Canada, Mexico, and Central and South America, particularly Panama, Columbia, Argentina, Costa Rica, Bolivia, and Brazil have reported cases of RMSF. Serologic evidence of RMSF has been found in 6 Brazilian states ranging from Rio Grande de Sol in the south to Bahia in the north. In Brazil, RMSF was unrecognized or unreported for decades in regions such as Espiritu Santo. In southern Brazil, the disease is more common from October to February, but, in the tropics, seasonal variation is less striking.

Mortality/Morbidity

  • The mortality rate in untreated cases is 20-25%. The mortality rate in patients treated with appropriate antibiotic therapy is 5%. In a 1995 study, antirickettsial therapy within the first 5 days of illness reduced the risk of mortality 5-fold compared to treatment initiation after the 5-day mark.3
  • The mortality rate of untreated RMSF in elderly patients approaches 70%. The mortality rate in untreated children is less than 20%. RMSF tends to be more severe in individuals with glucose-6-phosphate dehydrogenase deficiency.
  • The diverse clinical features of RMSF lead clinicians to confuse it with many community-acquired infections.
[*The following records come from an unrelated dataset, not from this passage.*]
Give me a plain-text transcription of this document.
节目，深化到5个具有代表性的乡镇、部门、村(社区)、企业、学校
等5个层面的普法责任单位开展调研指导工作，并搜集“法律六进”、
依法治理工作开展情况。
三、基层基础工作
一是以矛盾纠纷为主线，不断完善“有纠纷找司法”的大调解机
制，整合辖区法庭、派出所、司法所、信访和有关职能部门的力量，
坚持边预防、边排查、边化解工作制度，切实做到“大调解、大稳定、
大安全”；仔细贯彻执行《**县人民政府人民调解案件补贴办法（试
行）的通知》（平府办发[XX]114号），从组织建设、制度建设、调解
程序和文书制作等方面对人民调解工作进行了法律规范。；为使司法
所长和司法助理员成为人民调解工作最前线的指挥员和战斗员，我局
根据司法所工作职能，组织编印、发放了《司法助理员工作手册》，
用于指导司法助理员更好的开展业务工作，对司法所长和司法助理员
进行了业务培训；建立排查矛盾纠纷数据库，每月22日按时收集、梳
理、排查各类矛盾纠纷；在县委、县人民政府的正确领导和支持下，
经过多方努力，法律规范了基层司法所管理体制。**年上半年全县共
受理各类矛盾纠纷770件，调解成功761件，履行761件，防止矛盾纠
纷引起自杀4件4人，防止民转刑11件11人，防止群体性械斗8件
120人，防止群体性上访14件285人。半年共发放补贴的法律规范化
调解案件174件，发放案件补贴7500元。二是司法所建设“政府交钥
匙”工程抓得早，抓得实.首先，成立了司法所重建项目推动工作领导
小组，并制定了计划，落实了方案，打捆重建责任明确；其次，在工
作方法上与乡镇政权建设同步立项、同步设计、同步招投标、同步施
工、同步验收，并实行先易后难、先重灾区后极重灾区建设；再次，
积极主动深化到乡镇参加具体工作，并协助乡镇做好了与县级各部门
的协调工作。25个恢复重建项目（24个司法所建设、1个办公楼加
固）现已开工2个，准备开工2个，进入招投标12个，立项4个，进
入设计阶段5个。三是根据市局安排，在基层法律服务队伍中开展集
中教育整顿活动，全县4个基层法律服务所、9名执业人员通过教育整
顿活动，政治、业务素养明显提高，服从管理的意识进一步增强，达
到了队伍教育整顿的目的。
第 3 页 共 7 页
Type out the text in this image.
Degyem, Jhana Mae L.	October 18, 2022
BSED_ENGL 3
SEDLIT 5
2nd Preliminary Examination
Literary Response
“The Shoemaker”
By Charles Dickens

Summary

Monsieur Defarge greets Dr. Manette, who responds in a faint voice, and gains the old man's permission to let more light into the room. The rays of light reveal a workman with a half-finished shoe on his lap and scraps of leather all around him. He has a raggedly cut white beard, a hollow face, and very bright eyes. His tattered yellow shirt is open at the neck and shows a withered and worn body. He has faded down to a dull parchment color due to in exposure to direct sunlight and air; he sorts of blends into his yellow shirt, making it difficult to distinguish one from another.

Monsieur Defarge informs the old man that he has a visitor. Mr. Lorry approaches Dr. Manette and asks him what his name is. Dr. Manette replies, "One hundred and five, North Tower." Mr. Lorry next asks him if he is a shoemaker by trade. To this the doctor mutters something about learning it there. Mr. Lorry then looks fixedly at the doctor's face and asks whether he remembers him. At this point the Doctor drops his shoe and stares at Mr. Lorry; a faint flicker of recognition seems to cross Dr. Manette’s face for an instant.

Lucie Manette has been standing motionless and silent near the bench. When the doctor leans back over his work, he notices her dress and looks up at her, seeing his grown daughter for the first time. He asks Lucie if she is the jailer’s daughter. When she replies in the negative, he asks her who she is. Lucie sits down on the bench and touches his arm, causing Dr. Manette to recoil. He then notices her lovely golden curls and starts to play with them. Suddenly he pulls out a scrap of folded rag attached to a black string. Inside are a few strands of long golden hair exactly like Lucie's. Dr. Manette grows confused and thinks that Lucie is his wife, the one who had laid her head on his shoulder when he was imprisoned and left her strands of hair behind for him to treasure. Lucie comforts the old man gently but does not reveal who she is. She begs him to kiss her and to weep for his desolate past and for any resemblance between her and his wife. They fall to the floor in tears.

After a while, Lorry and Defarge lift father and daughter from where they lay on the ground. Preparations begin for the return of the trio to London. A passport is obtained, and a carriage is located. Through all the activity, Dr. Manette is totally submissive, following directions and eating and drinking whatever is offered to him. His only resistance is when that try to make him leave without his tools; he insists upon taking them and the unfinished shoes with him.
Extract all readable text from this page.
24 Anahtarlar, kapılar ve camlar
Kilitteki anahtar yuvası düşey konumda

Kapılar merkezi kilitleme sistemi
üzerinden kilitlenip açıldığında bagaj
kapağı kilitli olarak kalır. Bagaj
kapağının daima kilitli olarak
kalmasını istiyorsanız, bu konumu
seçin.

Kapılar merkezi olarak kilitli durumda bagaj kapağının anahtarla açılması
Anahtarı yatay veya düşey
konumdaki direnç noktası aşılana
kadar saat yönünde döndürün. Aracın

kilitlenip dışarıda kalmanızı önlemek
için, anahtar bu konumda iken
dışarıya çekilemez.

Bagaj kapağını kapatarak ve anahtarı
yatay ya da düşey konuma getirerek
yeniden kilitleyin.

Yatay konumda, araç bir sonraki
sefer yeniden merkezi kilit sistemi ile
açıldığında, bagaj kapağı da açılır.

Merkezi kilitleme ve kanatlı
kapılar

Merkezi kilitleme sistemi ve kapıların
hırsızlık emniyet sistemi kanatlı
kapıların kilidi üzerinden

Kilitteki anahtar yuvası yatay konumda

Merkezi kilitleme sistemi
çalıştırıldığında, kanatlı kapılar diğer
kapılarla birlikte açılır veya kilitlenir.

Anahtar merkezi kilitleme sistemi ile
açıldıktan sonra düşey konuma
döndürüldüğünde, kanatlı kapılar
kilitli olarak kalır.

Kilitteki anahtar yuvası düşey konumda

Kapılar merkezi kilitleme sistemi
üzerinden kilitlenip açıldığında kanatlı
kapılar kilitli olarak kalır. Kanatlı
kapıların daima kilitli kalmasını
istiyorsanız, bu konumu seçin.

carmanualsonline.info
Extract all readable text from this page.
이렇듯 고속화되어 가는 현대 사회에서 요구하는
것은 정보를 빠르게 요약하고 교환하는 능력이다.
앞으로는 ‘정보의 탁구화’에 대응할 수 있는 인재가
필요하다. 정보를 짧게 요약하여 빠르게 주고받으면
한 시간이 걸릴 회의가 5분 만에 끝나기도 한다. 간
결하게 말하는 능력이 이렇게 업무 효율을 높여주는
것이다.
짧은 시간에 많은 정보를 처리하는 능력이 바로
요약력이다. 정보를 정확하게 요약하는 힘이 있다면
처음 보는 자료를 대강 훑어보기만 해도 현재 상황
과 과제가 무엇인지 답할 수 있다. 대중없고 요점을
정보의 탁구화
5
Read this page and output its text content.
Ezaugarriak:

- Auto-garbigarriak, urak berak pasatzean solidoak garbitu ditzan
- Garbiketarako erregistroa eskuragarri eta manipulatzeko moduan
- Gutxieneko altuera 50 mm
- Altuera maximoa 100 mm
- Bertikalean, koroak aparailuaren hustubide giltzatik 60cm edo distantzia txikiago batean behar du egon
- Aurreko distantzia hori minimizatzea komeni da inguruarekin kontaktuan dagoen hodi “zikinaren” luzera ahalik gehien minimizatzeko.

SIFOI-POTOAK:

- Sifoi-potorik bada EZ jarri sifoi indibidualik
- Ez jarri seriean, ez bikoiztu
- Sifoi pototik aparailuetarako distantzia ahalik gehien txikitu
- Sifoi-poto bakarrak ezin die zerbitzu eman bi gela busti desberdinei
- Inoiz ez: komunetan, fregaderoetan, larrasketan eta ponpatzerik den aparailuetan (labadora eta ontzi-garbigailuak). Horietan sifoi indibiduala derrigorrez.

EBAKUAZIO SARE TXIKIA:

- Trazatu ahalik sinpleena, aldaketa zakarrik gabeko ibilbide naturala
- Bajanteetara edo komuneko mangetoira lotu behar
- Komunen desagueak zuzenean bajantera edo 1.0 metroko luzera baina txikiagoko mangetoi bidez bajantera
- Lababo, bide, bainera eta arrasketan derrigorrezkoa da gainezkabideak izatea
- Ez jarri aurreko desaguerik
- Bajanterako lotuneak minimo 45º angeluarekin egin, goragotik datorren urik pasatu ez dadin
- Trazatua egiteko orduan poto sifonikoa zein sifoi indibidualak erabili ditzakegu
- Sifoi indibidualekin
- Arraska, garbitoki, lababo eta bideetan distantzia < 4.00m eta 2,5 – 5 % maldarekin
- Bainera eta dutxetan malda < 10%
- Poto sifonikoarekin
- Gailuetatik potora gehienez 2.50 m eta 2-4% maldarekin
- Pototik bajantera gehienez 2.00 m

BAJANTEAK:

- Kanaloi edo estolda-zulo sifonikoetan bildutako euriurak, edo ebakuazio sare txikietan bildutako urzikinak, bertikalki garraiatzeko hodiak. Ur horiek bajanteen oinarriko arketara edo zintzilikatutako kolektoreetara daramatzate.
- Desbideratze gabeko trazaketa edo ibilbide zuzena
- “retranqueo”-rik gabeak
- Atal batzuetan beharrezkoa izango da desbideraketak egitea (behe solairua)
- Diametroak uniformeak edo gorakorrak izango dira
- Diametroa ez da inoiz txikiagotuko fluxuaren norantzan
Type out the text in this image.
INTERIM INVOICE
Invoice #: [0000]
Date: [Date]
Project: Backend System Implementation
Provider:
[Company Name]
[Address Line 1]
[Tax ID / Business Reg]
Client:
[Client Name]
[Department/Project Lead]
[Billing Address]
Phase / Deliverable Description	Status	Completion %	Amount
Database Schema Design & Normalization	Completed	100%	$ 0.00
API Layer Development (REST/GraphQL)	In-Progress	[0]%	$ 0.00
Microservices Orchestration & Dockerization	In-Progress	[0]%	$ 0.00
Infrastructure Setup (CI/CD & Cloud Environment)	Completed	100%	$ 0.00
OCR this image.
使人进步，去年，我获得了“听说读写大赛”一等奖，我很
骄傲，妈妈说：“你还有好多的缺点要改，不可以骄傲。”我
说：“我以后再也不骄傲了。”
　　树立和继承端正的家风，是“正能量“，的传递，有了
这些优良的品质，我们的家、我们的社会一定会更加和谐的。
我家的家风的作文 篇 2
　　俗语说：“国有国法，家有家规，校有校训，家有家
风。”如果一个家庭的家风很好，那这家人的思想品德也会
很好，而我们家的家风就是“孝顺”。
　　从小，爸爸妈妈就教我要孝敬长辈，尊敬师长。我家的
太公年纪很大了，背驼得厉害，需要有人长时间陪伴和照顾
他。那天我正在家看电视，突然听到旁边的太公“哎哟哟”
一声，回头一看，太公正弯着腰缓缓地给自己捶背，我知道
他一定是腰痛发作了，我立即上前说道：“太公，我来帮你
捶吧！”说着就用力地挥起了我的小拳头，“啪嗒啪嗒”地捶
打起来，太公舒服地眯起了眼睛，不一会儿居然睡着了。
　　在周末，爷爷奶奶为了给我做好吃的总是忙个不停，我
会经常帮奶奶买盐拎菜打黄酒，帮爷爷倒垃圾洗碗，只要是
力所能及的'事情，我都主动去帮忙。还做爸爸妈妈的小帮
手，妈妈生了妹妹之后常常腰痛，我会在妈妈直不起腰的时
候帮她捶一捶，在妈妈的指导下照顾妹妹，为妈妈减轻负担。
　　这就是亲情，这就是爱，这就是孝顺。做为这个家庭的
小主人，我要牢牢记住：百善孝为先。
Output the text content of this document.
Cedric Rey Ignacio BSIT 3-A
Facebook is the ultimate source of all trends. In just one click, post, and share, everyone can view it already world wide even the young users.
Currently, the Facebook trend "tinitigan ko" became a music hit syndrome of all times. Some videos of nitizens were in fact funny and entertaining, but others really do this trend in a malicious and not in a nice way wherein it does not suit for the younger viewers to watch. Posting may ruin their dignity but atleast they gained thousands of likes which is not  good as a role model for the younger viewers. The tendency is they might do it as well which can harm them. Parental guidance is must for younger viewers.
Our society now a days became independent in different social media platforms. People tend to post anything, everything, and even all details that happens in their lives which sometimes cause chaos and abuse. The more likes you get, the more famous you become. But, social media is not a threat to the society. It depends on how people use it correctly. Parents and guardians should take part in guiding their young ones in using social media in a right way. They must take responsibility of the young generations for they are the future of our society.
This delays proper therapy and contributes to higher mortality.

Race

  • RMSF is more common in blacks, but rash is harder to recognize in dark-skinned individuals.

Sex

  • Approximately two thirds of all cases of RMSF occur in males.
  • The mortality risk is also higher in males than in females.

Age

  • Two thirds of RMSF cases occur in young and middle-aged adults. The second-most-affected age group includes children aged 5-14 years.
  • Approximately one third of patients with RMSF are younger than 20 years. The likelihood of mortality increases with each decade of life after 20 years.
  • RMSF occurs more often in elderly individuals.

Clinical

History

  • Physicians must maintain a high index of suspicion for Rocky Mountain spotted fever (RMSF) in patients with the following:
    • Febrile illness
    • History of potential tick exposure
    • Travel to endemic area
    • Presentation in the spring or fall
  • RMSF should also be considered in patients with unexplained febrile illness, even if they have no history of a tick bite or travel to an endemic area.
  • History of a tick bite is reported by only 70% of patients.
  • People with RMSF generally present within a week after a tick bite.
  • The triad of manifestations in RMSF is fever, rash, and history of tick exposure. However, a recent study found that only 18% of patients with RMSF had this triad upon initial presentation. Other common symptoms include chills, severe headache, conjunctival redness, cough, myalgias, gastrointestinal disturbances, and malaise. Patients may report insomnia and photophobia.
  • A petechial rash commonly appears 3-5 days into the illness. The absence or delayed appearance of a rash increases the difficulty of diagnosis.

Physical

RMSF presents with a wide clinical spectrum, ranging from mild fever (99-100%), headache (79-91%), and myalgias (72-83%) to disseminated intravascular coagulation (DIC; 32-53%), shock (7-17%), and death (4-8%).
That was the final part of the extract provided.